Description
You will manage production operations and infrastructure for a large-scale Hadoop environment supporting over 100 tenant applications.
Responsibilities
- Manage incident management, observability, and root cause analysis for the Strategic Data Platform.
- Configure alerting mechanisms and observability tools to proactively identify performance issues.
- Act as a technical bridge between L1, L2, and L3 support teams.
- Onboard new applications onto existing CD pipelines using Celestial, Tower, and XLR.
- Automate repetitive DevOps tasks using Shell and Python scripting.
Required Skills
- 5+ years of experience in Ansible automation and DevOps engineering.
- Hands-on expertise with Hadoop architecture and ecosystem components including HDFS, YARN, and MapReduce.
- Experience with cluster management tools such as Ambari, Cloudera Manager, or Pepper Data.
- Proficiency in Linux system administration, networking, and troubleshooting.
- Strong knowledge of XLR, Git, and Artifactory.

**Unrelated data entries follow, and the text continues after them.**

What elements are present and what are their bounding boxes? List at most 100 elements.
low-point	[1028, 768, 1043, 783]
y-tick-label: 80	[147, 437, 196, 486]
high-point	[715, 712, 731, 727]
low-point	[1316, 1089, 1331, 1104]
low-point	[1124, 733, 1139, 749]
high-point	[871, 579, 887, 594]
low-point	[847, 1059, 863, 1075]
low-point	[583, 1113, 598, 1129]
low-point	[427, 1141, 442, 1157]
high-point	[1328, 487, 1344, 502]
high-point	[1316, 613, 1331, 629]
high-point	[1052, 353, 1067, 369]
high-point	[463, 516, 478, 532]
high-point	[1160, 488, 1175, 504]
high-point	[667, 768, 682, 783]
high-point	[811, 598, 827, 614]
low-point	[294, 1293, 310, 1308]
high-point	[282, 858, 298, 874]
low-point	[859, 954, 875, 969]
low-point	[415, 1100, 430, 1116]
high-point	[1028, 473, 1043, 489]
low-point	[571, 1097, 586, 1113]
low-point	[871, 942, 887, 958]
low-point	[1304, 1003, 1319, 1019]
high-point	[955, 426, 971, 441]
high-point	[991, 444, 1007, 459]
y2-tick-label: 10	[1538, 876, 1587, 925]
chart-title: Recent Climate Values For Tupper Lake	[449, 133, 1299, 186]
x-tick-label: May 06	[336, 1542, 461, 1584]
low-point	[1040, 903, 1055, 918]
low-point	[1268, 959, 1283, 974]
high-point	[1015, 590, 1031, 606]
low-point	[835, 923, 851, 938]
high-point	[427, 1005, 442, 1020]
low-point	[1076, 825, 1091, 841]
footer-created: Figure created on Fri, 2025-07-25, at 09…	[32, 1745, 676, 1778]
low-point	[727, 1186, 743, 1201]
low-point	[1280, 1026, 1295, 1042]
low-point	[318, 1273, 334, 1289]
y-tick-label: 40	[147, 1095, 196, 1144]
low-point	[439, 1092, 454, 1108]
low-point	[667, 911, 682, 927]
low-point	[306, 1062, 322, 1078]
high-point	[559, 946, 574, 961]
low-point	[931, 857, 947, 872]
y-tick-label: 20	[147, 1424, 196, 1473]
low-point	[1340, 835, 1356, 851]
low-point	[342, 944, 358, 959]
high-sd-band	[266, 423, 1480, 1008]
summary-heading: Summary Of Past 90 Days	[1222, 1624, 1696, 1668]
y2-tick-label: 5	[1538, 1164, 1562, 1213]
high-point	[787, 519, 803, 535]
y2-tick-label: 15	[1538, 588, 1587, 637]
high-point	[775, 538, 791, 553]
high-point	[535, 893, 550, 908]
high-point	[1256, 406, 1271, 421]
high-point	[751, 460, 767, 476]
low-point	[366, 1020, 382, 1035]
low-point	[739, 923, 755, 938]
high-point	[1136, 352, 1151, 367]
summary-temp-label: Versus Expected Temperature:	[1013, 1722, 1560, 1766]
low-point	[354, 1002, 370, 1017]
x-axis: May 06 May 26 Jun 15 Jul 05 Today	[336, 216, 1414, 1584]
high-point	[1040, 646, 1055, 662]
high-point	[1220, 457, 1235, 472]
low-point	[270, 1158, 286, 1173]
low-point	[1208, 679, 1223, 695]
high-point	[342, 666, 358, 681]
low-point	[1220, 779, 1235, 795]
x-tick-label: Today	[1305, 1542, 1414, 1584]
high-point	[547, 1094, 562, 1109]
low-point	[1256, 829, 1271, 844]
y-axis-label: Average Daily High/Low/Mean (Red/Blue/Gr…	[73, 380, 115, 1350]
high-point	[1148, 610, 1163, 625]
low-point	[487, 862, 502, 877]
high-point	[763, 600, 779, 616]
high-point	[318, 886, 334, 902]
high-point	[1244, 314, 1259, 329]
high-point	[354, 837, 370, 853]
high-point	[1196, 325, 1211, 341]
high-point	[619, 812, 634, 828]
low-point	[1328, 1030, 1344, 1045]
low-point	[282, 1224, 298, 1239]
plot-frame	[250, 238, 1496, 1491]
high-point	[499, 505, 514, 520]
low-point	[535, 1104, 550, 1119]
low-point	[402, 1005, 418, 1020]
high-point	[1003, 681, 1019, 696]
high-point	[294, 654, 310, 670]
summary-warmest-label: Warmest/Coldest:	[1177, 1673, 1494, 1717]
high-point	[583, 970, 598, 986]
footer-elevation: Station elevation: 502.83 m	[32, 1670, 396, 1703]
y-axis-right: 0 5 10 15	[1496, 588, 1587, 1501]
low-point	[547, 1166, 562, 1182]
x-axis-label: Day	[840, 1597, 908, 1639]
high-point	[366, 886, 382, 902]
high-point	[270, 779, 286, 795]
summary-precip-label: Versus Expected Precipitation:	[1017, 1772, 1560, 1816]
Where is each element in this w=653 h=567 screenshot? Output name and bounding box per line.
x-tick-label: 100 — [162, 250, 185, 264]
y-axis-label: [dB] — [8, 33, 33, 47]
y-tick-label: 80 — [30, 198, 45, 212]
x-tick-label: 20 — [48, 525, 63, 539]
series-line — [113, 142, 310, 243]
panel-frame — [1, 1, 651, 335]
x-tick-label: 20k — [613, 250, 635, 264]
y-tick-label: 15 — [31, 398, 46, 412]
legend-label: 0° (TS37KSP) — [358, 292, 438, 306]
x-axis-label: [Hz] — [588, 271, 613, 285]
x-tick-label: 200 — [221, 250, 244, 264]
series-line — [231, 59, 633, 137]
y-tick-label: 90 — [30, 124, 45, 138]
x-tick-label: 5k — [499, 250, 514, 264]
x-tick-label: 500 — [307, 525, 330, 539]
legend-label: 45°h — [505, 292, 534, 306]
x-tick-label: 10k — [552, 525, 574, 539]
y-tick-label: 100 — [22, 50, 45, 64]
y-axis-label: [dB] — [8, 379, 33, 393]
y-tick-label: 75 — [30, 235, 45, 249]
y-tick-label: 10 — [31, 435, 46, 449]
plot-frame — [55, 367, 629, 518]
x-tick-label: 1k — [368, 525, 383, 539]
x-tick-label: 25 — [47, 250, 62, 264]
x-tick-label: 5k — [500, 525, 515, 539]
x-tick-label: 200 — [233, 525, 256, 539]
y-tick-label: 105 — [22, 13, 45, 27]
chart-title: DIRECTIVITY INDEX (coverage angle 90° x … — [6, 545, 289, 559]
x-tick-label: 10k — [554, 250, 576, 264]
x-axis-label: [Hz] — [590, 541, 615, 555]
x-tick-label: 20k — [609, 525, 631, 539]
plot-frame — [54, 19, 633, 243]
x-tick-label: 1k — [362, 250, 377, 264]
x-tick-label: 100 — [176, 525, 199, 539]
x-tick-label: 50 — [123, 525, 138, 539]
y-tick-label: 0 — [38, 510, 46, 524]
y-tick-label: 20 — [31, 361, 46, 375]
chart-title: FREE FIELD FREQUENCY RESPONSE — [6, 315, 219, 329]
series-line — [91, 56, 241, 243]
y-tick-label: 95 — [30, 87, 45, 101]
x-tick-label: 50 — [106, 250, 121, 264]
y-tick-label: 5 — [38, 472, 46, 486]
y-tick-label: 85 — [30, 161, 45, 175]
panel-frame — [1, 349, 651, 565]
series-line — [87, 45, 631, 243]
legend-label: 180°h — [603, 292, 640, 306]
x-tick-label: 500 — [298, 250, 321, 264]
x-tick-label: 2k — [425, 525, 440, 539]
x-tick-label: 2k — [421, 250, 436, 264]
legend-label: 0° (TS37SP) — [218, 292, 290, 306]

- 2+ years of experience using CI/CD pipelines to deliver Infrastructure as Code.
- Experience with CI/CD toolchains and continuous deployment automation.
- Advanced Shell and Python programming skills.
- Strong Unix/Linux operating system knowledge.
Preferred Skills
- Experience with product release cycles and release management.
- Background in the financial services industry.
- Bachelor’s degree in Computer Science or a related field.